The statute cited makes it a crime to “knowingly access without permission and take, copy, and make use of data from a computer.” (The provision is California Penal Code Section 502, which can be found be scrolling down the page linked here.) The potential problem is that both Dunn and the H-P inhouse counsel supervising the probe–Kevin Hunsaker, who is also charged as a defendant–appear to have believed that the phone records were obtained entirely through oral conversations between investigators and telephone employees, not through any techniques resembling computer hacking. Dunn got her information largely from Hunsaker, and Hunsaker expresses this misunderstanding repeatedly in the internal H-P memos that were made public last month by a subcommittee of the U.S. House of Representatives Energy and Commerce Committee.
In reality, we now know that the subcontractors who actually did the pretexting resorted to other techniques as well, some of which certainly look like the crime alleged here. To access the phone records of former H-P director Tom Perkins, for instance, a subcontractor (who is also charged) allegedly went online and gained access to his account by entering his phone number and the last four digits of his social security number into a dialog box. Such a procedure looks and feels more like the computer crime described in Section 502 than simply speaking to a live phone company employee over the phone. Of course, even the orally deceived phone employee would presumably then fetch the desired information out of a computer, but that wouldn’t be what we’d typically think of as a computer crime. (Or would it? What do people think?)

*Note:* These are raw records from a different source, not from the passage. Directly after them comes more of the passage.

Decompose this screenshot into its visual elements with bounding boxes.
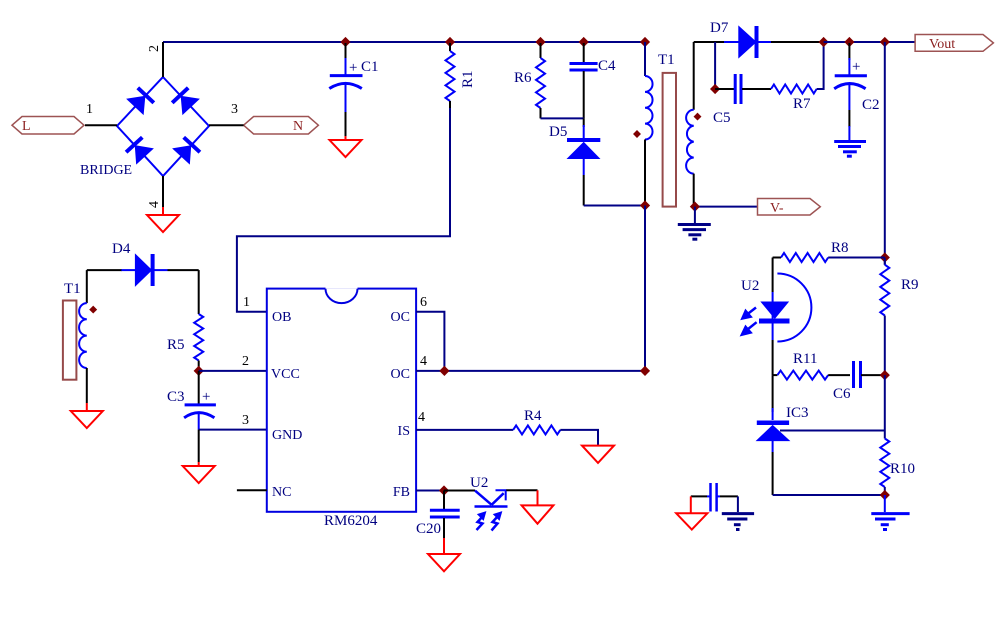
svg-text:R6: R6 xyxy=(514,70,532,86)
svg-text:NC: NC xyxy=(272,485,291,500)
svg-text:R5: R5 xyxy=(167,337,185,353)
wire IS pin to R4 xyxy=(416,429,513,431)
bridge pin 4 stub xyxy=(162,176,164,207)
junction at Vout rail xyxy=(880,37,890,47)
capacitor C5 xyxy=(715,74,771,104)
wire top primary rail xyxy=(163,41,645,43)
junction at C2 top xyxy=(844,37,854,47)
wire IC3 anode to rail bottom xyxy=(773,494,885,496)
light arrow 1 from LED xyxy=(742,308,757,320)
junction at VCC xyxy=(194,366,204,376)
svg-text:D4: D4 xyxy=(112,241,131,257)
resistor R6 xyxy=(536,43,545,118)
transformer T1 secondary winding xyxy=(686,42,694,207)
earth ground below secondary xyxy=(678,207,711,240)
svg-text:R9: R9 xyxy=(901,277,919,293)
polarity dot T1 primary xyxy=(633,130,641,138)
svg-text:U2: U2 xyxy=(741,278,759,294)
capacitor C3 xyxy=(184,371,216,430)
svg-text:4: 4 xyxy=(147,201,162,208)
svg-text:R7: R7 xyxy=(793,96,811,112)
junction at C1 top xyxy=(340,37,350,47)
ground (red) below C3 xyxy=(183,462,215,483)
junction at D5/T1 rail xyxy=(640,200,650,210)
svg-text:C1: C1 xyxy=(361,59,379,75)
svg-text:+: + xyxy=(852,59,860,75)
svg-text:C6: C6 xyxy=(833,386,851,402)
capacitor C2 xyxy=(834,43,867,127)
capacitor CY (between grounds) xyxy=(691,483,738,512)
svg-text:OB: OB xyxy=(272,310,291,325)
svg-text:VCC: VCC xyxy=(271,367,300,382)
resistor R11 xyxy=(773,371,850,380)
svg-text:R11: R11 xyxy=(793,351,817,367)
junction at rail bottom xyxy=(880,490,890,500)
wire Vout rail down xyxy=(884,42,886,265)
svg-text:T1: T1 xyxy=(64,281,81,297)
resistor R8 xyxy=(773,253,885,262)
light arrow 1 into U2 xyxy=(477,512,486,530)
resistor R5 xyxy=(194,314,203,371)
svg-text:4: 4 xyxy=(418,410,425,425)
svg-text:6: 6 xyxy=(420,295,427,310)
wire FB pin xyxy=(416,490,444,492)
svg-text:1: 1 xyxy=(243,295,250,310)
junction at FB xyxy=(439,485,449,495)
port N xyxy=(244,117,319,135)
earth ground right of CY xyxy=(722,496,754,529)
wire C3 bottom to ground xyxy=(198,430,200,462)
diode D5 xyxy=(567,118,600,205)
svg-text:3: 3 xyxy=(231,102,238,117)
junction at C4 top xyxy=(579,37,589,47)
transformer T1 aux core xyxy=(63,301,77,380)
bridge pin 2 stub xyxy=(162,42,164,77)
junction at OC pins xyxy=(439,366,449,376)
diode U2 LED xyxy=(759,302,790,375)
ground (red) below aux winding xyxy=(71,403,103,428)
wire OC pin4 to T1 rail xyxy=(416,370,645,372)
earth ground below R10 xyxy=(871,495,909,530)
wire secondary top to D7 xyxy=(694,41,725,43)
svg-text:V-: V- xyxy=(770,201,784,216)
ground (red) below C20 xyxy=(428,538,460,571)
wire FB to U2 collector xyxy=(444,490,475,492)
light arrow 2 from LED xyxy=(741,322,757,335)
port L xyxy=(12,117,84,135)
capacitor C6 xyxy=(854,361,885,388)
svg-text:N: N xyxy=(293,119,303,134)
svg-text:IC3: IC3 xyxy=(786,405,809,421)
junction at T1 top xyxy=(640,37,650,47)
svg-text:C2: C2 xyxy=(862,97,880,113)
svg-text:4: 4 xyxy=(420,354,427,369)
svg-text:C5: C5 xyxy=(713,110,731,126)
capacitor C1 xyxy=(329,43,362,136)
ground (red) left of CY xyxy=(676,496,707,529)
svg-text:FB: FB xyxy=(393,485,410,500)
wire R1 bottom to OB pin xyxy=(237,108,450,312)
svg-text:1: 1 xyxy=(86,102,93,117)
resistor R4 xyxy=(513,425,560,434)
bridge pin 1 stub xyxy=(85,124,117,126)
svg-text:L: L xyxy=(22,119,31,134)
ground (red) below C1 xyxy=(330,136,362,157)
junction at R8/R9 xyxy=(880,252,890,262)
diode D7 xyxy=(724,26,824,58)
wire R7 right to D7 cathode junction xyxy=(817,42,824,89)
svg-text:OC: OC xyxy=(391,310,410,325)
capacitor C4 xyxy=(570,43,598,118)
diode D4 xyxy=(121,254,198,286)
wire D4 to R5 xyxy=(198,270,200,314)
svg-text:D7: D7 xyxy=(710,20,729,36)
ground (red) at bridge pin 4 xyxy=(147,207,179,232)
bridge pin 3 stub xyxy=(209,124,244,126)
svg-text:2: 2 xyxy=(242,354,249,369)
svg-text:C20: C20 xyxy=(416,521,441,537)
wire T1 rail down to OC xyxy=(644,206,646,371)
transistor U2 (opto phototransistor) xyxy=(475,490,508,506)
polarity dot T1 secondary xyxy=(694,113,702,121)
transformer T1 core xyxy=(663,73,676,207)
port V- xyxy=(758,199,821,217)
resistor R10 xyxy=(880,375,889,495)
wire U2 LED branch top xyxy=(772,258,774,293)
svg-text:BRIDGE: BRIDGE xyxy=(80,163,132,178)
diode IC3 (TL431) xyxy=(757,408,789,495)
wire U2 LED to IC3 xyxy=(772,375,774,412)
wire D7 snubber left vertical xyxy=(714,42,716,89)
transformer T1 primary winding xyxy=(645,42,653,206)
svg-text:+: + xyxy=(349,60,357,76)
wire D7 junction to Vout xyxy=(824,41,916,43)
bridge diode top-right xyxy=(172,88,199,114)
opto arc U2 xyxy=(777,274,811,342)
svg-text:R1: R1 xyxy=(460,70,476,88)
op-amp U1 RM6204 IC body xyxy=(267,287,416,511)
bridge diode bottom-right xyxy=(173,137,200,163)
svg-text:Vout: Vout xyxy=(929,37,955,52)
wire U2 emitter to ground xyxy=(506,489,537,491)
transformer T1 aux winding xyxy=(79,270,87,403)
svg-text:C3: C3 xyxy=(167,389,185,405)
wire aux top to D4 xyxy=(87,269,122,271)
svg-text:R8: R8 xyxy=(831,240,849,256)
pin NC stub xyxy=(237,489,267,491)
svg-text:3: 3 xyxy=(242,413,249,428)
wire IC3 ref to rail xyxy=(780,430,885,432)
wire V- net xyxy=(694,206,758,208)
svg-text:D5: D5 xyxy=(549,124,567,140)
bridge BRIDGE diamond xyxy=(117,77,209,176)
bridge diode bottom-left xyxy=(126,137,153,163)
junction at OC/T1 rail xyxy=(640,366,650,376)
junction at snubber left xyxy=(710,84,720,94)
wire R4 to ground xyxy=(560,430,598,446)
svg-text:R10: R10 xyxy=(890,461,915,477)
ground (red) below U2 emitter xyxy=(522,490,554,523)
svg-text:IS: IS xyxy=(398,424,410,439)
wire D5 anode to T1 rail xyxy=(584,205,645,207)
junction at R6 top xyxy=(535,37,545,47)
svg-text:OC: OC xyxy=(391,367,410,382)
earth ground below C2 xyxy=(834,126,866,156)
capacitor C20 xyxy=(430,491,460,539)
resistor R9 xyxy=(880,258,889,376)
resistor R7 xyxy=(771,85,817,94)
resistor R1 xyxy=(446,43,455,109)
junction at R1 top xyxy=(445,37,455,47)
polarity dot T1 aux xyxy=(89,306,97,314)
bridge diode top-left xyxy=(127,88,154,114)
wire VCC pin xyxy=(199,370,267,372)
wire pin6 OC to OC4 xyxy=(416,312,444,371)
wire GND pin xyxy=(199,429,267,431)
svg-text:2: 2 xyxy=(147,45,162,52)
svg-text:R4: R4 xyxy=(524,408,542,424)
light arrow 2 into U2 xyxy=(492,512,502,531)
junction at secondary bottom xyxy=(690,202,700,212)
wire R6 bottom to C4/D5 node xyxy=(541,117,584,119)
junction at C6/rail xyxy=(880,370,890,380)
junction at D7 cathode xyxy=(819,37,829,47)
svg-text:+: + xyxy=(202,389,210,405)
svg-text:U2: U2 xyxy=(470,475,488,491)
port Vout xyxy=(915,35,993,53)
ground (red) below R4 xyxy=(582,446,614,463)
svg-text:C4: C4 xyxy=(598,58,616,74)
svg-text:GND: GND xyxy=(272,428,302,443)
svg-text:T1: T1 xyxy=(658,52,675,68)
svg-text:RM6204: RM6204 xyxy=(324,513,378,529)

(The social security numbers appear to have been gathered mainly by the subcontractors themselves, using what they have called subscription databases available to licensed investigators. In at least one internal memo, Hunsaker admits having known that social security numbers might be used in the process, though he seems to have believed that they would be used verbally. I can’t find any evidence yet in the documents made public by the the House subcommittee that Dunn ever knew that social security numbers would be used.)
To be sure, Dunn, Hunsaker, and their three co-defendants–the outside security contractors and subcontractors who actually carried out the pretexting–are also charged with three other offenses besides the computer crimes provision. But, as has been previously reported to varying degrees, each of those charges also carries its own significant challenges when the attempt is made to bring “pretexting” within its ambit. Attorney General Lockyer’s best bet certainly looks like the charge of “fraudulently obtaining . . . customer records” from a public utility, which is elsewhere defined to include any “telephone corporation.” (California Penal Code Section 538.5 and California Public Utility Code Section 216. Section 538.5 can be found by scrolling down this page.)
Yet there are at least two potential problems with this charge, too. First, Dunn will doubtless argue–as she repeatedly did during her testimony before the House subcommittee on September 27–that she had no idea records were being “fraudulently” obtained, in that she had been repeatedly assured by both senior attorney Hunsaker and H-P’s respected then-general counsel, Anne Baskins, that they were lawful. (Baskins, who resigned and then took the Fifth at the Congressional hearing on September 27, has not been charged.) The other possible problem with the public utilities charge is that, notwithstanding its broad and seemingly applicable language, it appears to have never been designed or used before to catch pretexting. In an interview, Stanford law professor Robert Weisberg says that the 1982 law may not have been intended to protect the privacy of customers, but, instead, to protect public utilities from having their trade secrets–including customer lists–stolen.
The third charge against Dunn, called “using personal identifying information without authorization,” requires that the defendant “willfully” obtain the information “for an unlawful purpose, including to obtain . . . credit, goods, services, and medical information.” Dunn’s purpose was arguably different in kind from those listed in the statute. (This statute, California Penal Code Section 530.5, can be found by scrolling down this page.)
The fourth and final charge is “conspiracy” to commit the other three offenses, so it’s viability depends on the validity of the three underlying offenses.
The reason, of course, that the prosecution’s case faces so many hurdles, is that California did not enact a law specifically aimed at prohibiting pretexting until September 29 of this year–two days after the Congressional hearing. Interestingly enough, this new law only makes the offense a misdemeanor, whereas all the charges Attorney General Lockyer has brought are felonies. What do people think of the fairness of this situation? (I’m putting aside the fact that Dunn has fourth-stage ovarian cancer. That alone, of course, might lead to her acquittal due to jury nullification.)